Our recent ezine share included a mention of relationship break-ups. I felt to explore this with respects to responsibility, ‘split mind syndrome’ and subconscious/higher conscious collusion, as all can apply to any life area.
Depending on their nature, break-ups might be seen as happening by one person or the other (“Who broke up with who?”)
When anything goes a certain way, there will be participation at a deeper level, even if that isn’t conscious, or more accurately put, you are co-creating or allowing your experience at whatever level whether you are aware of that or not.
There are countless reasons why something may manifest as it does… beliefs, thoughts, and feelings, stories, patterns, shadows, a bigger picture, opportunities for healing and awareness, a lack of self-love, feeling undeserving, ego agendas, mistakes, misunderstandings, soul-level challenges, family patterns, fear, sabotage, old wounds, blessings in disguise… you name it.
Whether you have any clue as to why something is happening as it is, taking responsibility is a gift you give yourself, an antidote to blame and victimhood, and a catalyst for change. Responsibility brings freedom and empowerment.
A split mind is when parts of you are wanting different outcomes. You may have hidden parts of you that are resistant to or not wanting what you think you want.
You might not be aware of those hidden parts or the extent of any inner conflict around a situation, which could show up as things manifesting differently to your conscious desires or expectations.
Having a split mind about something could also show up as ambivalence, push-pull feelings or behaviour, avoidance, fear of commitment, sabotage, procrastination, distractions, projections, or attracting all the above in another as reflection.
You might have a split mind about something because deep down you know it’s not in your highest; a healthy instinctive resistance reflecting your inner knowing.
OR… you may resist something that is in your highest! This could be for any number of reasons.
Take love as an example. You may hold myths and negative beliefs about love, and/or fear negative consequences around love (hurt, rejection, betrayal, abandonment, being seen, dependency, loss, humiliation, jealousy, loss of freedom…).
You may feel you don’t deserve love, or fear the intimacy, vulnerability, commitment or visibility that comes with love. You may believe “love hurts” rather than “love heals” and so avoid it, or other limiting beliefs like “Everything I love I lose”, “I’m unloveable”, “Love never lasts”. Your ego will resist love too since love melts the ego.
SUBCONSCIOUS/HIGHER CONSCIOUS COLLUSION
I remember an experience around 15 years ago as an example of subconscious (and higher conscious) collusion around a relationship break-up.

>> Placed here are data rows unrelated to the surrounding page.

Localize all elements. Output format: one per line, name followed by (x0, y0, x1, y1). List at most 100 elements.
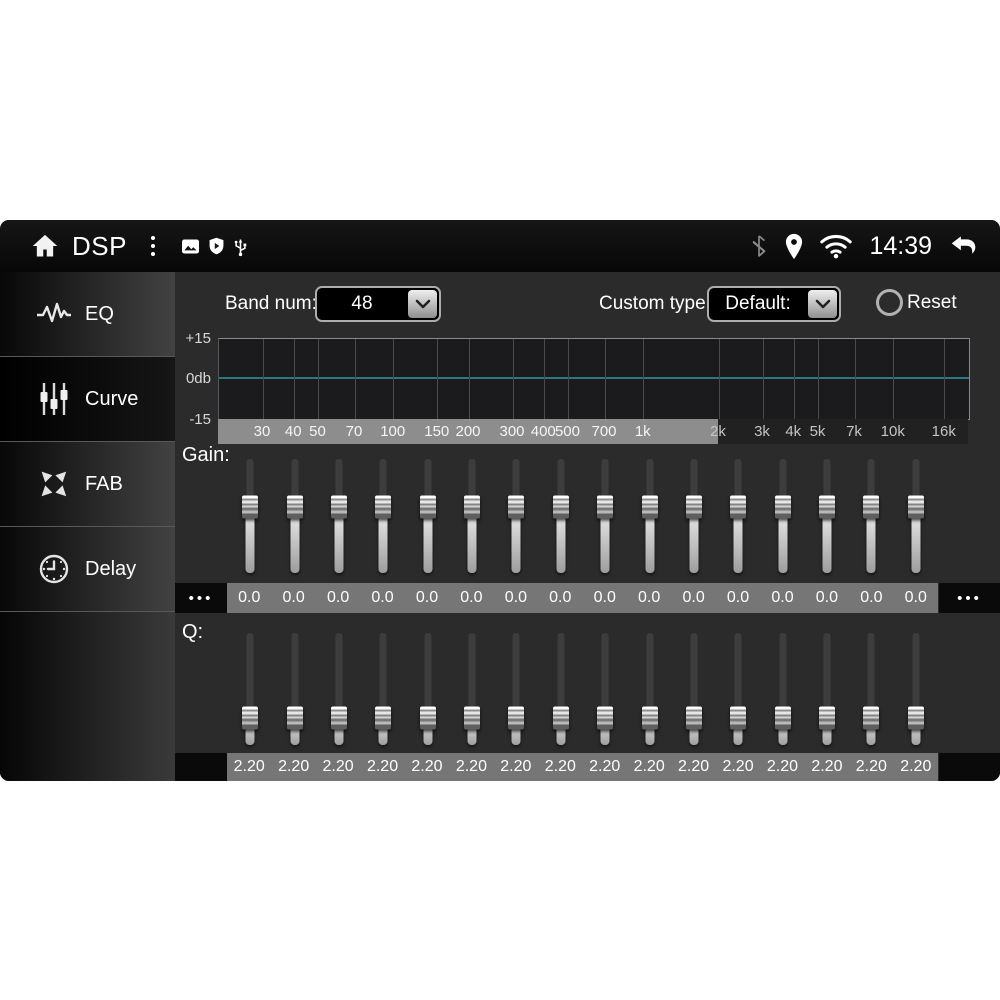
band-num-select[interactable]: 48 (315, 286, 441, 322)
slider-thumb[interactable] (597, 706, 614, 730)
slider-thumb[interactable] (730, 495, 747, 519)
slider-track-upper (823, 459, 831, 507)
slider-track-upper (734, 459, 742, 507)
gain-slider[interactable] (597, 459, 614, 573)
slider-thumb[interactable] (419, 495, 436, 519)
slider-thumb[interactable] (641, 706, 658, 730)
gain-slider[interactable] (330, 459, 347, 573)
gain-slider[interactable] (508, 459, 525, 573)
slider-track-lower (600, 506, 610, 573)
slider-track-lower (245, 506, 255, 573)
slider-thumb[interactable] (597, 495, 614, 519)
sidebar-item-label: Delay (85, 557, 137, 580)
slider-track-lower (290, 506, 300, 573)
slider-thumb[interactable] (330, 495, 347, 519)
sidebar-item-curve[interactable]: Curve (0, 357, 175, 442)
slider-thumb[interactable] (375, 495, 392, 519)
slider-thumb[interactable] (419, 706, 436, 730)
q-slider[interactable] (286, 633, 303, 745)
gain-slider[interactable] (730, 459, 747, 573)
gain-slider-column (583, 459, 627, 573)
slider-thumb[interactable] (863, 495, 880, 519)
q-slider[interactable] (641, 633, 658, 745)
q-slider[interactable] (375, 633, 392, 745)
gain-slider[interactable] (641, 459, 658, 573)
slider-thumb[interactable] (730, 706, 747, 730)
slider-thumb[interactable] (242, 706, 259, 730)
q-slider[interactable] (419, 633, 436, 745)
gain-slider[interactable] (242, 459, 259, 573)
gain-slider[interactable] (464, 459, 481, 573)
q-slider[interactable] (774, 633, 791, 745)
q-slider-column (583, 633, 627, 745)
slider-track-upper (734, 633, 742, 719)
q-slider[interactable] (330, 633, 347, 745)
custom-type-select[interactable]: Default: (707, 286, 841, 322)
gain-slider[interactable] (863, 459, 880, 573)
home-icon[interactable] (30, 232, 60, 260)
slider-thumb[interactable] (774, 495, 791, 519)
q-slider[interactable] (597, 633, 614, 745)
q-slider[interactable] (863, 633, 880, 745)
slider-thumb[interactable] (819, 495, 836, 519)
slider-thumb[interactable] (819, 706, 836, 730)
back-icon[interactable] (948, 233, 978, 259)
slider-thumb[interactable] (330, 706, 347, 730)
slider-thumb[interactable] (552, 706, 569, 730)
slider-thumb[interactable] (508, 495, 525, 519)
slider-thumb[interactable] (907, 495, 924, 519)
gain-slider[interactable] (286, 459, 303, 573)
gain-slider[interactable] (419, 459, 436, 573)
q-slider[interactable] (819, 633, 836, 745)
chevron-down-icon[interactable] (408, 290, 437, 318)
gain-slider[interactable] (685, 459, 702, 573)
slider-thumb[interactable] (863, 706, 880, 730)
gain-slider[interactable] (375, 459, 392, 573)
vertical-dots-menu-icon[interactable] (150, 236, 155, 256)
gain-slider-column (894, 459, 938, 573)
reset-label: Reset (907, 292, 957, 313)
slider-track-upper (424, 459, 432, 507)
q-slider[interactable] (730, 633, 747, 745)
sidebar-item-eq[interactable]: EQ (0, 272, 175, 357)
gain-slider[interactable] (774, 459, 791, 573)
gain-scroll-left-button[interactable]: ••• (175, 583, 227, 613)
q-value: 2.20 (855, 758, 887, 775)
slider-thumb[interactable] (286, 495, 303, 519)
q-slider-column (494, 633, 538, 745)
slider-thumb[interactable] (242, 495, 259, 519)
freq-tick-label: 50 (309, 423, 326, 440)
location-icon (783, 233, 805, 260)
gain-scroll-right-button[interactable]: ••• (939, 583, 1000, 613)
slider-thumb[interactable] (685, 495, 702, 519)
chevron-down-icon[interactable] (808, 290, 837, 318)
gain-slider[interactable] (819, 459, 836, 573)
sidebar-item-delay[interactable]: Delay (0, 527, 175, 612)
slider-thumb[interactable] (286, 706, 303, 730)
slider-thumb[interactable] (375, 706, 392, 730)
slider-thumb[interactable] (464, 706, 481, 730)
q-slider[interactable] (508, 633, 525, 745)
q-slider[interactable] (552, 633, 569, 745)
gain-slider[interactable] (907, 459, 924, 573)
slider-thumb[interactable] (641, 495, 658, 519)
freq-gridline (718, 339, 720, 419)
slider-thumb[interactable] (774, 706, 791, 730)
reset-radio[interactable] (876, 289, 903, 316)
slider-thumb[interactable] (552, 495, 569, 519)
q-slider[interactable] (685, 633, 702, 745)
q-slider[interactable] (464, 633, 481, 745)
sidebar-item-fab[interactable]: FAB (0, 442, 175, 527)
q-slider[interactable] (242, 633, 259, 745)
slider-track-upper (246, 459, 254, 507)
faders-icon (36, 382, 72, 416)
slider-thumb[interactable] (685, 706, 702, 730)
slider-thumb[interactable] (508, 706, 525, 730)
bluetooth-icon (749, 233, 769, 259)
freq-gridline (604, 339, 606, 419)
gain-value: 0.0 (815, 589, 839, 606)
slider-thumb[interactable] (464, 495, 481, 519)
q-slider[interactable] (907, 633, 924, 745)
slider-thumb[interactable] (907, 706, 924, 730)
gain-slider[interactable] (552, 459, 569, 573)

I had been dating someone for a while and wasn’t sure if I wanted to commit to moving forward. In a semi-sleep state one morning I had a lucid dream-like experience in which I saw my boyfriend having a conversation with ‘another me’. This other me was discussing things on my behalf (referring to me in 3rd person). I believe this was my Higher Self. I saw them both nodding in agreement about something and heard this other me say “Yes, it would be best if that happened next.” I didn’t know what the “that” was they were referring to.
The next time I spoke with my boyfriend he told me he’d just met someone else and broke up with me.
I then remembered the dream. It felt like my higher conscious was in collusion with this outcome. I got to experience what it felt like to be on the receiving end of someone else’s non-commitment; a mirror of myself. It didn’t’ feel great. It was a valuable learning experience. I also got to realize that beneath my fear of commitment were other fears I got to address.